- Born: c. 1806 Georgia
- Died: December 6, 1884 (aged 77–78) Atlanta, Georgia
- Resting place: Oakland Cemetery, Atlanta, Georgia
- Relatives: Andrew (brother)

= Ransom Montgomery =

American slave

Ransom Montgomery (c. 1806 – December 6, 1884) was an American slave, the only slave owned by the state of Georgia, and the second black person to own property in Atlanta.

==Early life==
Montgomery moved to Atlanta when he was 12 years old.

==Heroic action and consequence==
The slave, Ransom Montgomery, first rose to public attention in July 1849 when he was manning a ferry boat near a wooden bridge that spanned the Chattahoochee River. Montgomery noticed that the bridge was on fire and a train traveling over the bridge was in danger of catching fire. He was able to quickly extinguish the fire. As a reward for his act, the government-owned Western and Atlantic Railroad purchased him from his master, H. B. Y. Montgomery, for $1250. Although then legally owned by Georgia, he was essentially treated as a freedman.

By an act of the State legislature, Montgomery was awarded $562.50 and a monthly stipend for life, as well as a plot of land (located next to the Macon roundhouse), where he was allowed to work as a food and beverage vendor. In September, 1884, he was made custodian of the original Atlanta City Hall at a rate of $15 monthly.

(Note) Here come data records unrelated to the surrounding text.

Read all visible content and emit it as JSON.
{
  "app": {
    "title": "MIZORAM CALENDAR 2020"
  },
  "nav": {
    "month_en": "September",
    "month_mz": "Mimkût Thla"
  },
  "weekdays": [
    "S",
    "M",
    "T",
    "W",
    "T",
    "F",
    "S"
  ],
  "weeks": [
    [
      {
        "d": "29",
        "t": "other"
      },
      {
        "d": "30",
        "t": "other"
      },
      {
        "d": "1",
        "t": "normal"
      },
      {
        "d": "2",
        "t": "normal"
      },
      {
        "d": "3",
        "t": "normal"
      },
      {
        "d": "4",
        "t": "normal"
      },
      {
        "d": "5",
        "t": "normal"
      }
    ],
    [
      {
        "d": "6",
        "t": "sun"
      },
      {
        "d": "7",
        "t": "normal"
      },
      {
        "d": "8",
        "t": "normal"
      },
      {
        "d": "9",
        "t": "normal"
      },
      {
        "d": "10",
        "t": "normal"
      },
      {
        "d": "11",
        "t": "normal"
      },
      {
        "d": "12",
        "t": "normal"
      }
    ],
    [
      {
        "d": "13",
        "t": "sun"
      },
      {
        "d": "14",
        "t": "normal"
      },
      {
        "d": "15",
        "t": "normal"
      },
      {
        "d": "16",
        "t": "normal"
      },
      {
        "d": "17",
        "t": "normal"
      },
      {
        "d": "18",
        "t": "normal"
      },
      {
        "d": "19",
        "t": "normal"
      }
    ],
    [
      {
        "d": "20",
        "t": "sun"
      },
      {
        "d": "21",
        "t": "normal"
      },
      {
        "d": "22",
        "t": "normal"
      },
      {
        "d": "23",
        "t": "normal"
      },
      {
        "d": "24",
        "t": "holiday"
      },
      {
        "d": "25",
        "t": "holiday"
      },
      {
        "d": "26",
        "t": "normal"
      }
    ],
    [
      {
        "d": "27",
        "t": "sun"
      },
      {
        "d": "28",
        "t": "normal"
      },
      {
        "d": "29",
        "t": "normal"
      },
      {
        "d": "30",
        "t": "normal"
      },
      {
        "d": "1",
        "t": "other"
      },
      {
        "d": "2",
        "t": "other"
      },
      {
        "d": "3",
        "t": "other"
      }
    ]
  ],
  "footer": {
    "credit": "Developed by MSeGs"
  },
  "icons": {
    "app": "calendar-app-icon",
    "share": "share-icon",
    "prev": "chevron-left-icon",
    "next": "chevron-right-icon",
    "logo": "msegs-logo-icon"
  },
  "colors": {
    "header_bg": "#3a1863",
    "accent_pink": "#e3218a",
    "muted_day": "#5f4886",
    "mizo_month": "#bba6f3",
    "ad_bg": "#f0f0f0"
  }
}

Montgomery's brother, Andrew Montgomery, was a prominent Methodist minister in Atlanta's black community. Lemuel Grant gifted the Montgomeries land on which to build a church. The church and his home were burned down in the 1864 Battle of Atlanta during Sherman's March to the Sea. Following the war, he rebuilt his house, and the Montgomery brothers purchased another plot of land on Sweet Auburn (now Auburn Avenue), and founded the Big Bethel AME Church, the oldest African-American church in Atlanta at the site. The Montgomery brothers became respected leaders in their community in the 19th century.

==Mishap and death==
In 1881, Montgomery fell while climbing stairs in present-day Vine City. He successfully sued the city of Atlanta for neglecting to maintain the stairway, at which point he was turned out from his house by the city. Following this, he never fully recovered his health. Montgomery died in Thomasville Heights on December 6, 1884, and was buried in Atlanta's Oakland Cemetery. Henry Dickerson McDaniel, the governor of Georgia at the time, paid for Montgomery's burial costs.